The Impact of Starlings on Purple Martin Populations in Unmanaged Colonies
(by Dr. Charles R. Brown)

There has been recent concern for the populations of the Purple Martin (Progne subis) in North America (Arbib 1978); the species has been Blue-Listed since 1975. Inclement weather in the Appalachian Region in 1972 and heavy May freezes in the northeastern states in 1966 and 1967 drastically reduced numbers of martins there (Hall 1972, Rosche 1968), and recovery has generally been slow. One might also assume that populations in other parts of the United States have declined, as evidenced by the martinís Blue List status in recent years. Yet, hypotheses other than that of inclement weather have not been advanced to account for these declines. The theory here presented may be inadequate to fully account for Purple Martin population depressions in all parts of the speciesí range. However, the implications of the following data require that at least the theory be considered a strong factor influencing population declines.

The introduction of the Starling (Sturnus vulgaris) and the House Sparrow (Passer domesticus) into North America was followed by their subsequent rapid spread. Martins and other cavity nesters are forced to compete with these foreign species for nest sites. Purple Martins in particular have faced severe competition, because martins in the eastern United States now nest largely in man-made birdhouses which are usually erected in areas of human habitation. These habitats are also preferred by the House Sparrow and Starling.

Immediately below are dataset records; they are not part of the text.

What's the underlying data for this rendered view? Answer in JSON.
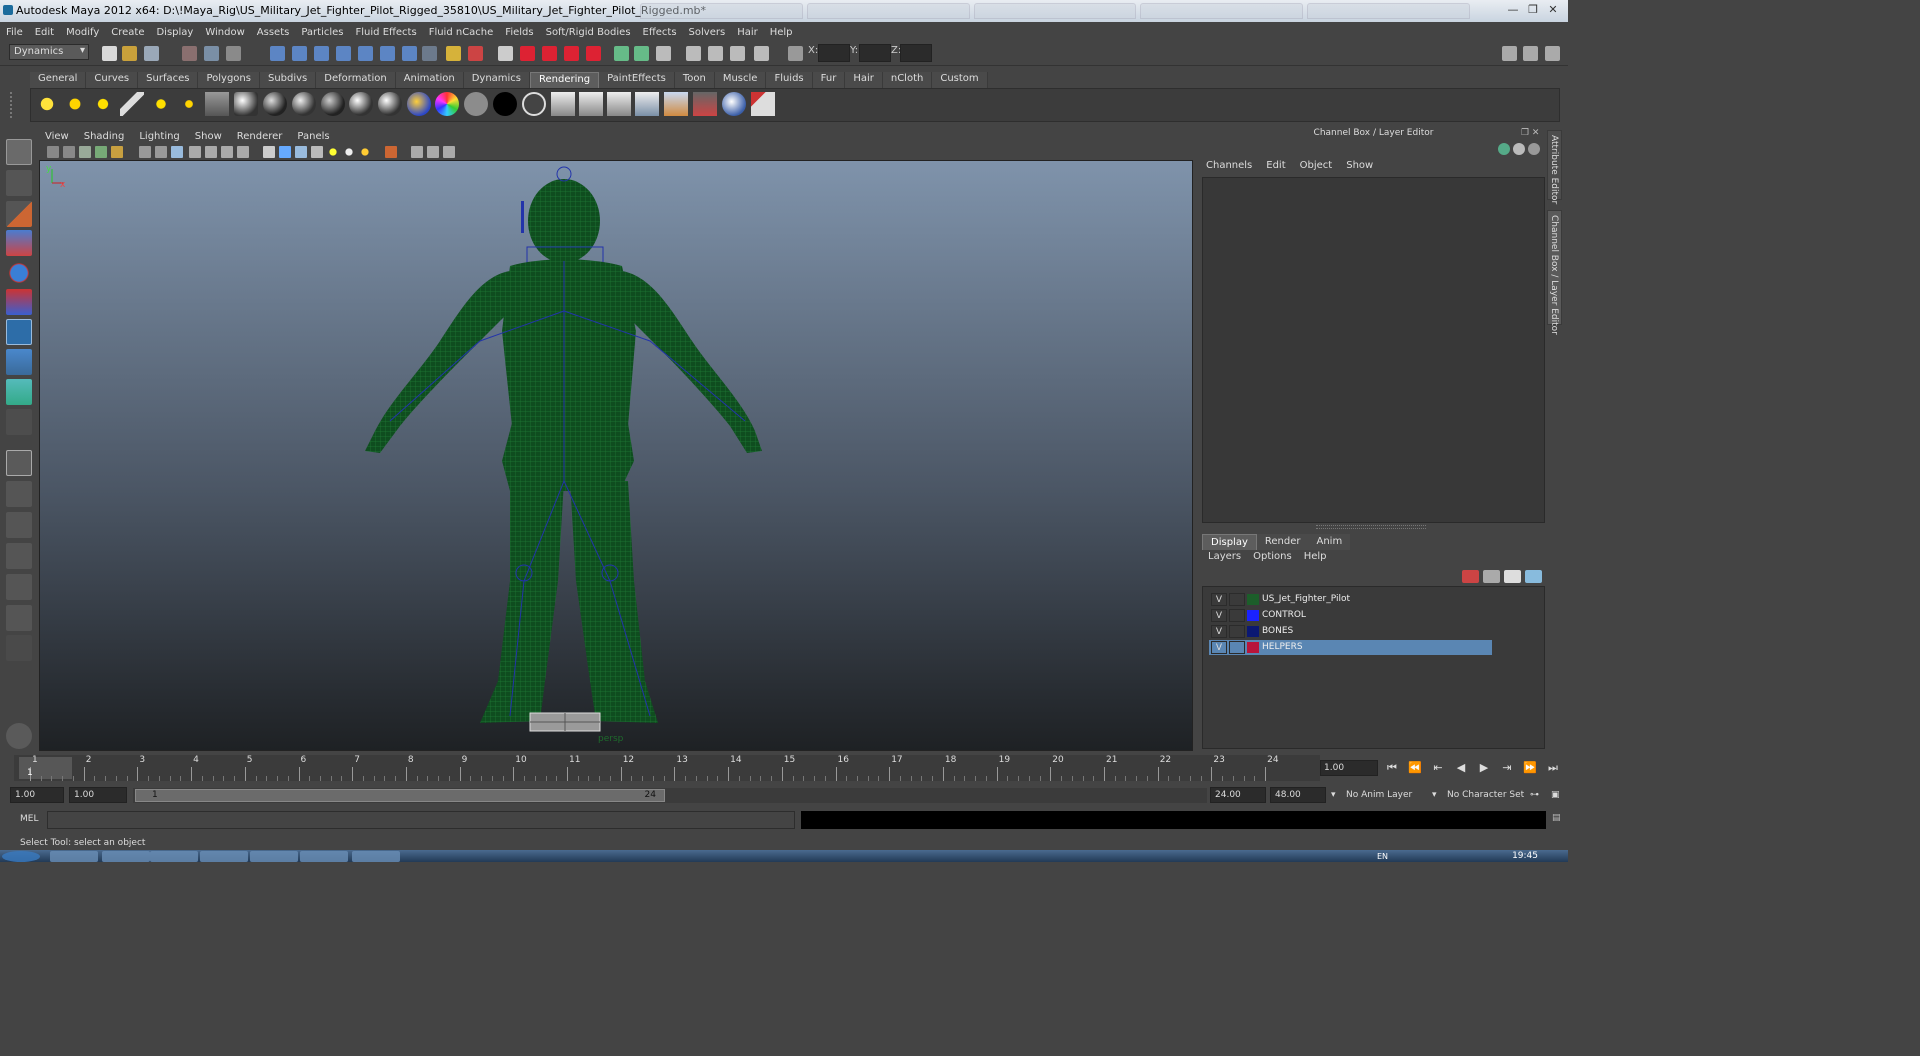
{
  "window": {
    "title": "Autodesk Maya 2012 x64: D:\\!Maya_Rig\\US_Military_Jet_Fighter_Pilot_Rigged_35810\\US_Military_Jet_Fighter_Pilot_Rigged.mb*",
    "controls": [
      "—",
      "❐",
      "✕"
    ]
  },
  "menubar": [
    "File",
    "Edit",
    "Modify",
    "Create",
    "Display",
    "Window",
    "Assets",
    "Particles",
    "Fluid Effects",
    "Fluid nCache",
    "Fields",
    "Soft/Rigid Bodies",
    "Effects",
    "Solvers",
    "Hair",
    "Help"
  ],
  "statusline": {
    "menu_set": "Dynamics",
    "x_label": "X:",
    "y_label": "Y:",
    "z_label": "Z:"
  },
  "shelf": {
    "tabs": [
      "General",
      "Curves",
      "Surfaces",
      "Polygons",
      "Subdivs",
      "Deformation",
      "Animation",
      "Dynamics",
      "Rendering",
      "PaintEffects",
      "Toon",
      "Muscle",
      "Fluids",
      "Fur",
      "Hair",
      "nCloth",
      "Custom"
    ],
    "active_tab": "Rendering",
    "icons": [
      "ambient-light-icon",
      "directional-light-icon",
      "point-light-icon",
      "spot-light-icon",
      "area-light-icon",
      "volume-light-icon",
      "render-settings-icon",
      "blinn-sphere-icon",
      "lambert-sphere-icon",
      "phong-sphere-icon",
      "phonge-sphere-icon",
      "anisotropic-sphere-icon",
      "layered-shader-icon",
      "ramp-shader-icon",
      "surface-shader-gray-icon",
      "surface-shader-black-icon",
      "use-background-icon",
      "render-icon",
      "ipr-render-icon",
      "batch-render-icon",
      "hypershade-icon",
      "render-view-icon",
      "render-layer-icon",
      "mental-ray-icon",
      "paint-icon"
    ]
  },
  "viewport": {
    "menu": [
      "View",
      "Shading",
      "Lighting",
      "Show",
      "Renderer",
      "Panels"
    ],
    "camera_label": "persp",
    "axis_y": "y",
    "axis_x": "x"
  },
  "channel_box": {
    "title": "Channel Box / Layer Editor",
    "menu": [
      "Channels",
      "Edit",
      "Object",
      "Show"
    ]
  },
  "side_tabs": [
    "Attribute Editor",
    "Channel Box / Layer Editor"
  ],
  "layer_editor": {
    "tabs": [
      "Display",
      "Render",
      "Anim"
    ],
    "active_tab": "Display",
    "menu": [
      "Layers",
      "Options",
      "Help"
    ],
    "layers": [
      {
        "visible": "V",
        "name": "US_Jet_Fighter_Pilot",
        "color": "#1c5e2a",
        "selected": false
      },
      {
        "visible": "V",
        "name": "CONTROL",
        "color": "#1a22ff",
        "selected": false
      },
      {
        "visible": "V",
        "name": "BONES",
        "color": "#0b1873",
        "selected": false
      },
      {
        "visible": "V",
        "name": "HELPERS",
        "color": "#b8143a",
        "selected": true
      }
    ]
  },
  "time_slider": {
    "ticks": [
      "1",
      "2",
      "3",
      "4",
      "5",
      "6",
      "7",
      "8",
      "9",
      "10",
      "11",
      "12",
      "13",
      "14",
      "15",
      "16",
      "17",
      "18",
      "19",
      "20",
      "21",
      "22",
      "23",
      "24"
    ],
    "current_frame": "1",
    "current_time_field": "1.00",
    "playback_controls": [
      "⏮",
      "⏪",
      "⇤",
      "◀",
      "▶",
      "⇥",
      "⏩",
      "⏭"
    ]
  },
  "range_slider": {
    "start_time": "1.00",
    "playback_start": "1.00",
    "range_start_label": "1",
    "range_end_label": "24",
    "playback_end": "24.00",
    "end_time": "48.00",
    "anim_layer": "No Anim Layer",
    "character_set": "No Character Set"
  },
  "command_line": {
    "label": "MEL"
  },
  "help_line": {
    "text": "Select Tool: select an object"
  },
  "taskbar": {
    "lang": "EN",
    "clock": "19:45"
  },
  "colors": {
    "mesh_wire": "#0f5a22",
    "bone": "#2233aa",
    "selection_highlight": "#5a86b3",
    "ui_background": "#444444"
  }
}
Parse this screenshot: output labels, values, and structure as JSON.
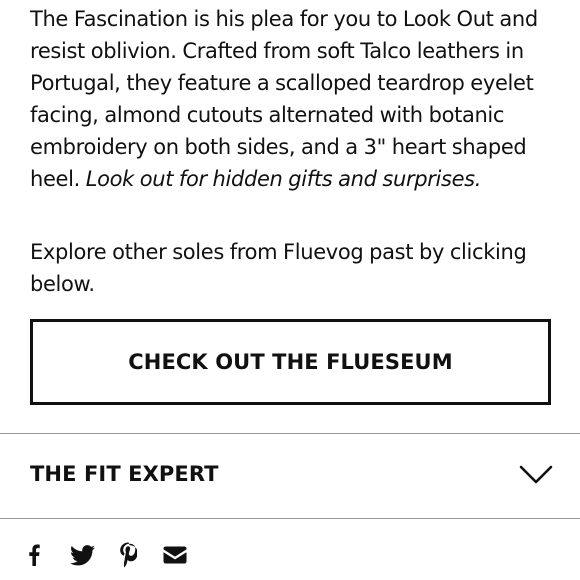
{
  "product": {
    "description_main": "The Fascination is his plea for you to Look Out and resist oblivion. Crafted from soft Talco leathers in Portugal, they feature a scalloped teardrop eyelet facing, almond cutouts alternated with botanic embroidery on both sides, and a 3\" heart shaped heel.",
    "description_italic": "Look out for hidden gifts and surprises.",
    "explore_text": "Explore other soles from Fluevog past by clicking below."
  },
  "flueseum_button": {
    "label": "CHECK OUT THE FLUESEUM"
  },
  "accordion": {
    "fit_expert": {
      "title": "THE FIT EXPERT",
      "expanded": false,
      "icon": "chevron-down-icon"
    }
  },
  "share": {
    "icons": [
      "facebook-icon",
      "twitter-icon",
      "pinterest-icon",
      "email-icon"
    ]
  },
  "colors": {
    "text": "#111111",
    "divider": "#9a9a9a",
    "background": "#ffffff"
  }
}
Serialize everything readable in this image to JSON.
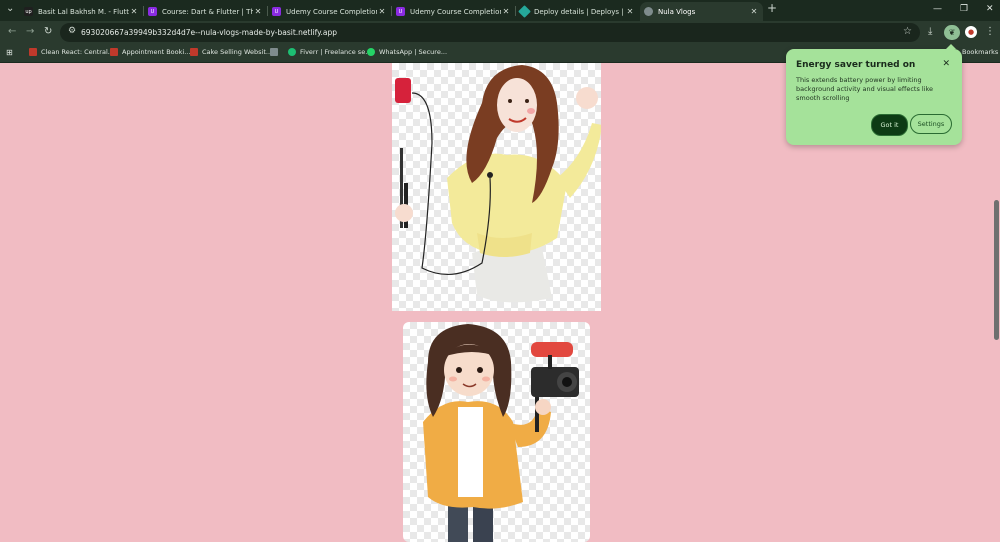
{
  "tabs": [
    {
      "title": "Basit Lal Bakhsh M. - Flutter de",
      "icon": "upwork-icon",
      "color": "#1f1f1f"
    },
    {
      "title": "Course: Dart & Flutter | The Co",
      "icon": "udemy-icon",
      "color": "#8a2be2"
    },
    {
      "title": "Udemy Course Completion Cer",
      "icon": "udemy-icon",
      "color": "#8a2be2"
    },
    {
      "title": "Udemy Course Completion Cer",
      "icon": "udemy-icon",
      "color": "#8a2be2"
    },
    {
      "title": "Deploy details | Deploys | nula-",
      "icon": "netlify-icon",
      "color": "#25a89a"
    },
    {
      "title": "Nula Vlogs",
      "icon": "globe-icon",
      "color": "#7f8c8d"
    }
  ],
  "address": {
    "url": "693020667a39949b332d4d7e--nula-vlogs-made-by-basit.netlify.app"
  },
  "bookmarks": {
    "items": [
      {
        "label": "Clean React: Central...",
        "color": "#c0392b"
      },
      {
        "label": "Appointment Booki...",
        "color": "#c0392b"
      },
      {
        "label": "Cake Selling Websit...",
        "color": "#c0392b"
      },
      {
        "label": "",
        "color": "#7f8c8d"
      },
      {
        "label": "Fiverr | Freelance se...",
        "color": "#1dbf73"
      },
      {
        "label": "WhatsApp | Secure...",
        "color": "#25d366"
      }
    ],
    "all_label": "Bookmarks"
  },
  "popup": {
    "title": "Energy saver turned on",
    "body": "This extends battery power by limiting background activity and visual effects like smooth scrolling",
    "primary": "Got it",
    "secondary": "Settings"
  },
  "colors": {
    "page_background": "#f1bcc3",
    "chrome": "#2a3a2e",
    "popup": "#a5e29a"
  }
}
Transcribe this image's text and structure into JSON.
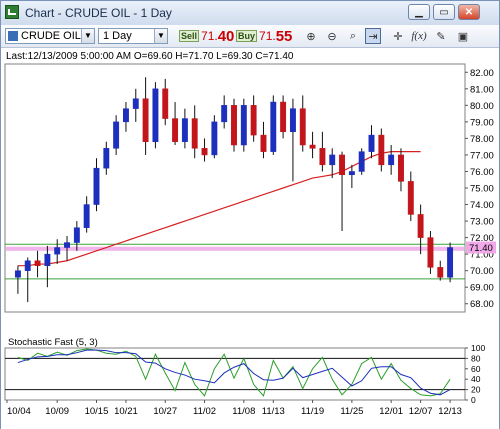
{
  "window": {
    "title": "Chart - CRUDE OIL - 1 Day"
  },
  "toolbar": {
    "symbol": "CRUDE OIL",
    "period": "1 Day",
    "sell_label": "Sell",
    "sell_small": "71.",
    "sell_big": "40",
    "buy_label": "Buy",
    "buy_small": "71.",
    "buy_big": "55"
  },
  "info_line": "Last:12/13/2009 5:00:00 AM O=69.60 H=71.70 L=69.30 C=71.40",
  "colors": {
    "up": "#1c2fbd",
    "down": "#c2161c",
    "ma": "#d62020",
    "support": "#3aa23a",
    "price_band": "#f0a8e8",
    "stoch_k": "#2aa02a",
    "stoch_d": "#1c2fbd"
  },
  "chart_data": [
    {
      "type": "candlestick",
      "title": "",
      "ylim": [
        67.5,
        82.5
      ],
      "y_ticks": [
        "82.00",
        "81.00",
        "80.00",
        "79.00",
        "78.00",
        "77.00",
        "76.00",
        "75.00",
        "74.00",
        "73.00",
        "72.00",
        "71.00",
        "70.00",
        "69.00",
        "68.00"
      ],
      "x_ticks": [
        "10/04",
        "10/09",
        "10/15",
        "10/21",
        "10/27",
        "11/02",
        "11/08",
        "11/13",
        "11/19",
        "11/25",
        "12/01",
        "12/07",
        "12/13"
      ],
      "last_price_label": "71.40",
      "horizontal_lines": [
        71.6,
        69.5
      ],
      "price_band": [
        71.2,
        71.45
      ],
      "candles": [
        {
          "o": 69.6,
          "h": 70.3,
          "l": 68.6,
          "c": 70.0
        },
        {
          "o": 70.0,
          "h": 70.8,
          "l": 68.1,
          "c": 70.6
        },
        {
          "o": 70.6,
          "h": 71.2,
          "l": 69.6,
          "c": 70.3
        },
        {
          "o": 70.3,
          "h": 71.5,
          "l": 69.0,
          "c": 71.0
        },
        {
          "o": 71.0,
          "h": 71.9,
          "l": 70.4,
          "c": 71.4
        },
        {
          "o": 71.4,
          "h": 72.1,
          "l": 70.6,
          "c": 71.7
        },
        {
          "o": 71.7,
          "h": 73.0,
          "l": 71.2,
          "c": 72.6
        },
        {
          "o": 72.6,
          "h": 74.5,
          "l": 72.3,
          "c": 74.0
        },
        {
          "o": 74.0,
          "h": 76.8,
          "l": 73.6,
          "c": 76.2
        },
        {
          "o": 76.2,
          "h": 77.8,
          "l": 75.8,
          "c": 77.4
        },
        {
          "o": 77.4,
          "h": 79.4,
          "l": 77.0,
          "c": 79.0
        },
        {
          "o": 79.0,
          "h": 80.2,
          "l": 78.4,
          "c": 79.8
        },
        {
          "o": 79.8,
          "h": 81.0,
          "l": 79.0,
          "c": 80.4
        },
        {
          "o": 80.4,
          "h": 81.7,
          "l": 77.0,
          "c": 77.8
        },
        {
          "o": 77.8,
          "h": 81.4,
          "l": 77.4,
          "c": 81.0
        },
        {
          "o": 81.0,
          "h": 81.6,
          "l": 78.8,
          "c": 79.2
        },
        {
          "o": 79.2,
          "h": 80.2,
          "l": 77.6,
          "c": 77.8
        },
        {
          "o": 77.8,
          "h": 79.8,
          "l": 77.4,
          "c": 79.2
        },
        {
          "o": 79.2,
          "h": 80.0,
          "l": 76.8,
          "c": 77.4
        },
        {
          "o": 77.4,
          "h": 78.0,
          "l": 76.6,
          "c": 77.0
        },
        {
          "o": 77.0,
          "h": 79.4,
          "l": 76.8,
          "c": 79.0
        },
        {
          "o": 79.0,
          "h": 80.6,
          "l": 78.6,
          "c": 80.0
        },
        {
          "o": 80.0,
          "h": 80.4,
          "l": 77.2,
          "c": 77.6
        },
        {
          "o": 77.6,
          "h": 80.4,
          "l": 77.2,
          "c": 80.0
        },
        {
          "o": 80.0,
          "h": 80.6,
          "l": 77.8,
          "c": 78.2
        },
        {
          "o": 78.2,
          "h": 79.0,
          "l": 76.8,
          "c": 77.2
        },
        {
          "o": 77.2,
          "h": 80.6,
          "l": 77.0,
          "c": 80.2
        },
        {
          "o": 80.2,
          "h": 80.6,
          "l": 78.0,
          "c": 78.4
        },
        {
          "o": 78.4,
          "h": 80.4,
          "l": 75.4,
          "c": 79.8
        },
        {
          "o": 79.8,
          "h": 80.6,
          "l": 77.2,
          "c": 77.6
        },
        {
          "o": 77.6,
          "h": 78.4,
          "l": 76.8,
          "c": 77.4
        },
        {
          "o": 77.4,
          "h": 78.4,
          "l": 76.0,
          "c": 76.4
        },
        {
          "o": 76.4,
          "h": 77.4,
          "l": 75.6,
          "c": 77.0
        },
        {
          "o": 77.0,
          "h": 77.2,
          "l": 72.4,
          "c": 75.8
        },
        {
          "o": 75.8,
          "h": 76.4,
          "l": 75.0,
          "c": 76.0
        },
        {
          "o": 76.0,
          "h": 77.4,
          "l": 75.8,
          "c": 77.2
        },
        {
          "o": 77.2,
          "h": 78.8,
          "l": 76.8,
          "c": 78.2
        },
        {
          "o": 78.2,
          "h": 78.6,
          "l": 76.0,
          "c": 76.4
        },
        {
          "o": 76.4,
          "h": 77.6,
          "l": 75.8,
          "c": 77.0
        },
        {
          "o": 77.0,
          "h": 77.4,
          "l": 74.8,
          "c": 75.4
        },
        {
          "o": 75.4,
          "h": 76.0,
          "l": 73.0,
          "c": 73.4
        },
        {
          "o": 73.4,
          "h": 74.0,
          "l": 71.0,
          "c": 72.0
        },
        {
          "o": 72.0,
          "h": 72.4,
          "l": 69.8,
          "c": 70.2
        },
        {
          "o": 70.2,
          "h": 70.6,
          "l": 69.4,
          "c": 69.6
        },
        {
          "o": 69.6,
          "h": 71.7,
          "l": 69.3,
          "c": 71.4
        }
      ],
      "moving_average": [
        70.3,
        70.3,
        70.4,
        70.4,
        70.5,
        70.6,
        70.8,
        71.0,
        71.2,
        71.4,
        71.6,
        71.8,
        72.0,
        72.2,
        72.4,
        72.6,
        72.8,
        73.0,
        73.2,
        73.4,
        73.6,
        73.8,
        74.0,
        74.2,
        74.4,
        74.6,
        74.8,
        75.0,
        75.2,
        75.4,
        75.6,
        75.7,
        75.8,
        76.0,
        76.3,
        76.6,
        76.9,
        77.1,
        77.2,
        77.2,
        77.2,
        77.2
      ]
    },
    {
      "type": "line",
      "title": "Stochastic Fast (5, 3)",
      "ylim": [
        0,
        100
      ],
      "y_ticks": [
        "100",
        "80",
        "60",
        "40",
        "20",
        "0"
      ],
      "horizontal_lines": [
        80,
        20
      ],
      "series": [
        {
          "values": [
            82,
            76,
            90,
            84,
            92,
            86,
            95,
            98,
            96,
            90,
            88,
            94,
            84,
            40,
            88,
            52,
            18,
            72,
            30,
            8,
            60,
            88,
            42,
            80,
            30,
            8,
            76,
            42,
            64,
            22,
            60,
            82,
            40,
            10,
            30,
            70,
            82,
            40,
            70,
            38,
            22,
            10,
            8,
            12,
            40
          ]
        },
        {
          "values": [
            72,
            78,
            83,
            84,
            87,
            87,
            91,
            96,
            96,
            95,
            91,
            91,
            89,
            73,
            71,
            60,
            53,
            48,
            40,
            37,
            33,
            52,
            63,
            70,
            51,
            39,
            38,
            42,
            61,
            43,
            49,
            55,
            61,
            44,
            27,
            37,
            61,
            64,
            64,
            49,
            43,
            23,
            13,
            10,
            20
          ]
        }
      ]
    }
  ]
}
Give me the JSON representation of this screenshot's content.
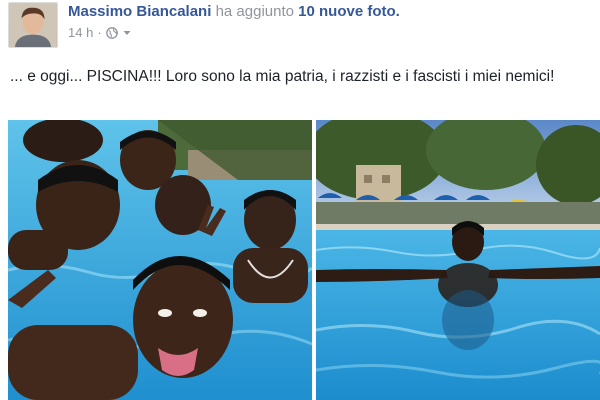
{
  "post": {
    "author": {
      "name": "Massimo Biancalani",
      "action": "ha aggiunto",
      "count": "10 nuove foto."
    },
    "meta": {
      "time": "14 h",
      "separator": "·",
      "privacy_icon": "globe-icon",
      "menu_icon": "chevron-down-icon"
    },
    "text": "... e oggi... PISCINA!!! Loro sono la mia patria, i razzisti e i fascisti i miei nemici!",
    "photos": [
      {
        "icon": "photo-group-selfie-pool"
      },
      {
        "icon": "photo-man-swimming-pool"
      }
    ]
  },
  "colors": {
    "link": "#365899",
    "muted": "#90949c",
    "text": "#1d2129",
    "water": "#2a9fd8"
  }
}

The literature has been rather scant regarding martin competition with Starlings and House Sparrows. Most authors (e.g. Deusing 1942, Sprunt in Bent 1942, Bent 1950, Allen and Nice 1952, Olmstead 1955, Gaunt 1959, and Kessel 1959), simply mention that competition occurs but offer little or no assessment of its impact on martin populations. The few studies concerned with interspecific relations (Jackson and Tate 1974, Brown 1977) were conducted in managed or semi-managed martin colonies. That is, owing to human manipulation, martin occupancy was maximized, and Starling and House Sparrow occupancy was minimized. "Manage" here means general upkeep and maintenance of the martin colony, periodic sparrow and Starling nest clean out during the nesting season, cleaning and closing of martin houses when Purple Martins are gone, etc. In addition, where legal and feasible, some people manage their colonies by eliminating sparrows and Starlings [via trapping and shooting]. However, results of studies conducted in managed colonies are biased and do not reflect natural competition between martins and sparrows and Starlings. Evidence suggests that managed colonies may be less numerous than unmanaged ones, and it is important to understand interspecific relations in the colonies where there is no human intervention. Here I present a study of competition between martins and Starlings in unmanaged colonies and an assessment of the impact of Starling competition on Purple Martins.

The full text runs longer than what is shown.